A large number of school-aged children attend physical education classes (75%) and engage in various outdoor activities (65%; football is the favorite sport among children in this group with a percentage of 17.24%), spending 2 hours a day for each one (physical education, 59% of all children attend classes and 27% - outdoor activities). Yet, the number of those who watch TV daily and weekly is very high, the vast majority choosing to spend 2-4 hours daily in front of the TV, roughly 17 hours/week for boys and 10 hours/week for girls [
24].
As a result of this study, in order to prevent a growing prevalence of overweight among the pediatric population in Romania, we suggest the following recommendations for school-aged children regarding food and lifestyle:
1. Implementation of educational programs for both families and schools via special classes on prevention. If parents adopt a healthy lifestyle, thus being a good example to follow, their children will be more likely to follow the same path.

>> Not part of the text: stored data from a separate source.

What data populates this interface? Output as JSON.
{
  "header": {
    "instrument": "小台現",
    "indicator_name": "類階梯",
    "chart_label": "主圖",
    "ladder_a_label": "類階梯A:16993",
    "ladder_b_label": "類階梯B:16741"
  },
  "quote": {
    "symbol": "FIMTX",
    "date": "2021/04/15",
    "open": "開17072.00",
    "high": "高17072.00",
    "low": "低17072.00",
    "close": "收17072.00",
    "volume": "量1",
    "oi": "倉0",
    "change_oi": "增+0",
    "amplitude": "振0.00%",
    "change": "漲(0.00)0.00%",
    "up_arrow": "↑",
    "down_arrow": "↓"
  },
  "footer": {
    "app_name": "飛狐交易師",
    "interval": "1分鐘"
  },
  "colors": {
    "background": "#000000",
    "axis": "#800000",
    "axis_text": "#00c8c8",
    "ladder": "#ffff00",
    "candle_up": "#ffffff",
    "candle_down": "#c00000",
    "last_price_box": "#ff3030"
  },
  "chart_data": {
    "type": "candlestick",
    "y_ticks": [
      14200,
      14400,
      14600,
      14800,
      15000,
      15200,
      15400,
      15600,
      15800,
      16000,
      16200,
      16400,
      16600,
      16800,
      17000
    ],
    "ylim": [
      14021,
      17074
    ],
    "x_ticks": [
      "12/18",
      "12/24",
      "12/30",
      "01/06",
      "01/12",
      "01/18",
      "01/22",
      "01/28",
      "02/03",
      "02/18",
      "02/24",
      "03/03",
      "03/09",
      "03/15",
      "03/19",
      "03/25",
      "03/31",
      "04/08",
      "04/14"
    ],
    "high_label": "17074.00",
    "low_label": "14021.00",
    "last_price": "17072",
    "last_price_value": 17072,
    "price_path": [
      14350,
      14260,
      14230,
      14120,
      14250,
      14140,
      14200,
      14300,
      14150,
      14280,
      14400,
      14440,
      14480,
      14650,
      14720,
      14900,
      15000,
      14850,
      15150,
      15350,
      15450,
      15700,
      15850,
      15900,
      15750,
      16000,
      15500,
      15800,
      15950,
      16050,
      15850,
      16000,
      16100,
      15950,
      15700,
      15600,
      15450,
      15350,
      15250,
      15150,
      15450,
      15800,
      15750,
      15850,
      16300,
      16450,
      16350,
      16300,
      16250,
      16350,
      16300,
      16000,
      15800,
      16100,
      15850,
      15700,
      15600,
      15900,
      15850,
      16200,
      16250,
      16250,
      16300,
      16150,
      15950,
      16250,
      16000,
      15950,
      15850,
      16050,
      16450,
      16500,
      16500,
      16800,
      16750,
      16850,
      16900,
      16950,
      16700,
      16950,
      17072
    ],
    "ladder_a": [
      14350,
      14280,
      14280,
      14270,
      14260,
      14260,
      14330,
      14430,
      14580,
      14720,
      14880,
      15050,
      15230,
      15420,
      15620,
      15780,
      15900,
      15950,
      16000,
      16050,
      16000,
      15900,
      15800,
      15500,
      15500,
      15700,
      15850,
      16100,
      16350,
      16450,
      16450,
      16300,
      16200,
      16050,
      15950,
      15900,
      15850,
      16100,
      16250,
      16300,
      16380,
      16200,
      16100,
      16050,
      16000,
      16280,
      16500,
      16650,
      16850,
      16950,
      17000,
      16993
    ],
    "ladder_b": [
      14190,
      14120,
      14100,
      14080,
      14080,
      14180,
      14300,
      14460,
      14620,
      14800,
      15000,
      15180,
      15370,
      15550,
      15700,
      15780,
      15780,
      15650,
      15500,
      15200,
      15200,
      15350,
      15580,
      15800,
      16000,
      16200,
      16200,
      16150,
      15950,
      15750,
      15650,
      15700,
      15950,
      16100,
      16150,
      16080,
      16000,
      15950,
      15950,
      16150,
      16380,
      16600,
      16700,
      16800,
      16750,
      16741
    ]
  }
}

2. Development of a long-term national strategy that incentivizes the benefits of an appropriate diet while concomitantly drawing attention to non-healthy alternatives:
o Decrease in the frequency of fast-food meals, which have become increasinly popular
o Higher consumption of fruits and dairy products instead of chips and sweets at school
o Promotion of compotes, homemade cookies, and jam instead of candies and chocholate as preferred sweets
o Promotion of cooked main meals, and the organization of school canteens/menus in which children should be involved
o More natural juice made of raw fruit/ vegertables and fewer or no fizzy drinks
o Age appropriate water consumption mandatory for all school-aged children, with simultaneous limitation of energetic beverages and coffee
3. Limitation of the leisure time in front of the TV or computer:
o Overall less than 2 hours daily
o No TV, video games, computer interactions during mealtimes
o No TV, video games, computers interactions due to boredom, offset by the introduction of engaging recreational activities
4. Greater attention to physical activities by the school-aged child:
o Greater involvement in household chores as appropriate
o Increased number of sports classes at school
o More attractive extracurricular activities to stimulate school-aged children’s participation
o Introduction of recreational activities designed for whole family participation
5. Scheduling regular visits to the family physician—especially if an obvious weight gain or loss is noticed—who will communicate to parents a body mass index outside the normal limits.